Hi, I am new with the H2O thing, and just trying it with the Knime connector.

I basically used a lot of spark nodes on Knime which I found hard to do cross validation since there is no native nodes for spark CV, however I saw this H2O CV.

I have a question, to create the sparkling water context, I need to connect it to an existing spark context. Let’s say I connect it to a Cross Validation on a Random Forest. If I use this sparkling water context, will it run on spark?

How can I know which H2O runs on spark and which H2O runs on just H2O?

And, any idea when will the H2O xgboost come to Knime?

Thanks!
-Mizu

1 Like

Hi @Mizunashi92,

If you use the H2O Sparkling Water Context, all the following nodes will process their computations on Spark, i.e. in your example both the CV and the Random Forest will be executed on Spark.

If you are using just one H2O context, all of your H2O nodes will run with this context.

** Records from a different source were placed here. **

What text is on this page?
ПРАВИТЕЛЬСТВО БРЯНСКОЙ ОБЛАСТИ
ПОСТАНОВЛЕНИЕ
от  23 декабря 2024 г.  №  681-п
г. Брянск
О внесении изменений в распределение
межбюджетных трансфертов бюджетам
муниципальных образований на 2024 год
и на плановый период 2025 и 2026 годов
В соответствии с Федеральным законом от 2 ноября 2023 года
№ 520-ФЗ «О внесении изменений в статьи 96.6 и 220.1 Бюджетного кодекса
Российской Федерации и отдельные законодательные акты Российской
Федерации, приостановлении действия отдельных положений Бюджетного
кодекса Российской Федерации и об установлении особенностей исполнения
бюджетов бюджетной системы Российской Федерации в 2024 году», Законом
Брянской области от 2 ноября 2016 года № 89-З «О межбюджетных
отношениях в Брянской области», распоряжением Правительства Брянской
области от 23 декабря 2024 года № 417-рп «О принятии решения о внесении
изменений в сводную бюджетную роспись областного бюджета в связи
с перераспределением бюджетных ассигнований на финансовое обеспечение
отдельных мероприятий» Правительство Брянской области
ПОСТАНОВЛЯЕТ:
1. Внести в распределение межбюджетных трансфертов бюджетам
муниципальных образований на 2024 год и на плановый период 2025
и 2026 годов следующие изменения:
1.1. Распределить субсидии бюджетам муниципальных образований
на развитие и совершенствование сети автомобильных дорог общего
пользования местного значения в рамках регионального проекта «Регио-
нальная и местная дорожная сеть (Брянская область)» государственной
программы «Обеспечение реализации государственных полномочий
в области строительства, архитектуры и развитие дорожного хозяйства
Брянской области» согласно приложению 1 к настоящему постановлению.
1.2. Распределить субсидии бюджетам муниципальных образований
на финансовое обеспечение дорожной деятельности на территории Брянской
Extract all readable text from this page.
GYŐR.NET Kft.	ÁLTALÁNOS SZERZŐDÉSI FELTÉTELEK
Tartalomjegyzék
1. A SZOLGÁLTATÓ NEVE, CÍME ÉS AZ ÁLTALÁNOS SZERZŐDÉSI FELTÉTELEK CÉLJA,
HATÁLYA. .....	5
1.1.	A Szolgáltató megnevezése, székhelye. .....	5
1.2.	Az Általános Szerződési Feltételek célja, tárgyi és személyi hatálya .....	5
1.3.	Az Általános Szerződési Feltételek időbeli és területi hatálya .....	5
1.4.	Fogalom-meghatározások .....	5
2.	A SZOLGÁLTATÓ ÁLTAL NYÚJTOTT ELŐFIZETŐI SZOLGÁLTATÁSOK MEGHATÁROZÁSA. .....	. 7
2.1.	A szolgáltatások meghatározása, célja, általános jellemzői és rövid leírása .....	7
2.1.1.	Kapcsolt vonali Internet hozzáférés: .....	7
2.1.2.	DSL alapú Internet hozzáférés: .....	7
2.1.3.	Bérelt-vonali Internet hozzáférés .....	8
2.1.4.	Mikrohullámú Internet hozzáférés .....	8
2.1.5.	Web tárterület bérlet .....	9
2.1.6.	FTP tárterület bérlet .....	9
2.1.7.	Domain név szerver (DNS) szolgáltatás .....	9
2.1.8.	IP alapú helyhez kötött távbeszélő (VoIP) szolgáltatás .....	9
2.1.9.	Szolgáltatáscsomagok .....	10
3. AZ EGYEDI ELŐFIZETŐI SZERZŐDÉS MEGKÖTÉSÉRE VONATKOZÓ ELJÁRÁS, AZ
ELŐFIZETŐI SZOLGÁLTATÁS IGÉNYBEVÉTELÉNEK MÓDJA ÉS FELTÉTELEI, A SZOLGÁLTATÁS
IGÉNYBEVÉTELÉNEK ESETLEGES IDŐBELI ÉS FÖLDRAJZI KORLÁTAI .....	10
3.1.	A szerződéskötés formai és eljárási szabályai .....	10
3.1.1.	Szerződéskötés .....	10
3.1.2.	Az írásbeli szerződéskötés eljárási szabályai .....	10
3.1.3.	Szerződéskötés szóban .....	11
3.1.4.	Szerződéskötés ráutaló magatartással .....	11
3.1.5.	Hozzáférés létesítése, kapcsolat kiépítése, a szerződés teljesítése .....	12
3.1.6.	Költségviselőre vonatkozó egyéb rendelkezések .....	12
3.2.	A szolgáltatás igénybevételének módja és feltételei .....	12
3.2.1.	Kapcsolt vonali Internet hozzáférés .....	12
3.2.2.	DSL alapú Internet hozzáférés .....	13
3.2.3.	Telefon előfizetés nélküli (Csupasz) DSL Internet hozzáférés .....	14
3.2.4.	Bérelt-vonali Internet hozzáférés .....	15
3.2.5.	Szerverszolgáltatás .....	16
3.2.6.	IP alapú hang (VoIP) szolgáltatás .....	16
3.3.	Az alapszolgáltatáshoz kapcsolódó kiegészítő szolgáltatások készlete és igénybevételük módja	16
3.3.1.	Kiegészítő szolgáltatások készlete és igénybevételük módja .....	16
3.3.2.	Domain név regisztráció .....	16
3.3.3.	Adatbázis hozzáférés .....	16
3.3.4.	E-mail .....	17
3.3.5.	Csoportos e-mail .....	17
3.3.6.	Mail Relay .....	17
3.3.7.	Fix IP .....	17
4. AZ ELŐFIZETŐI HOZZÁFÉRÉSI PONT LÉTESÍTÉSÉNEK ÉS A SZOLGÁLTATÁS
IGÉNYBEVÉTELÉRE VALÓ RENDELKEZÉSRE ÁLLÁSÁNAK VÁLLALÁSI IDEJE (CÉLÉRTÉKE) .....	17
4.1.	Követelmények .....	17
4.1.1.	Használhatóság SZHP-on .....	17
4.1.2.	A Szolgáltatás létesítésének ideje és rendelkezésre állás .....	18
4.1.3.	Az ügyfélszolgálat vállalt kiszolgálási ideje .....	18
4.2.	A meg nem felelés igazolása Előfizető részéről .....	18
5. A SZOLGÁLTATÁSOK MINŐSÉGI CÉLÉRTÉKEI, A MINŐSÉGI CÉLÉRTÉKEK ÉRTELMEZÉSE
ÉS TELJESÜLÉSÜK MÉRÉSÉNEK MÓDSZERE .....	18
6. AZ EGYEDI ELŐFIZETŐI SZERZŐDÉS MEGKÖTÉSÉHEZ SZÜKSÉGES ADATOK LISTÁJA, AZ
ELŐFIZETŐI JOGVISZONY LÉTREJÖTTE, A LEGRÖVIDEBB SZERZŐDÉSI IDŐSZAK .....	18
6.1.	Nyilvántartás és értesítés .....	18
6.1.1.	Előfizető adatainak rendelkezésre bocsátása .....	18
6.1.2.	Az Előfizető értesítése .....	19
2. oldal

If you are having a local and a Spark context node in the same workflow, it depends on how you connect the nodes. All the succeeding nodes of a context are using this context.

We have it on our list, but not sure yet when it will be done.
However, you might want to check out our implementation of XGBoost. There are several nodes you can use (they don’t run on Spark, unfortunately): xgboost – KNIME Community Hub

Cheers,
Simon

3 Likes

just to add to @SimonS’s answer: the H2O implementation of GBDT is not much slower that the one from xgboost. So just try it out in a sparkling water context. Or do you have specific requirements in mind that would favour xgboost over H2O?

@lisovyi I think what @Mizunashi92 meant was the H2O XGBoost implementation. H2O does have one but we don’t have it integrated into KNIME yet.
Do you mean the H2O Gradient Boosting Machine with GBDT? You are right, this is a good alternative to the XGBoost algorithm.

3 Likes

Thanks for the answer, it has been very helpful! :smiley:

This topic was automatically closed 7 days after the last reply. New replies are no longer allowed.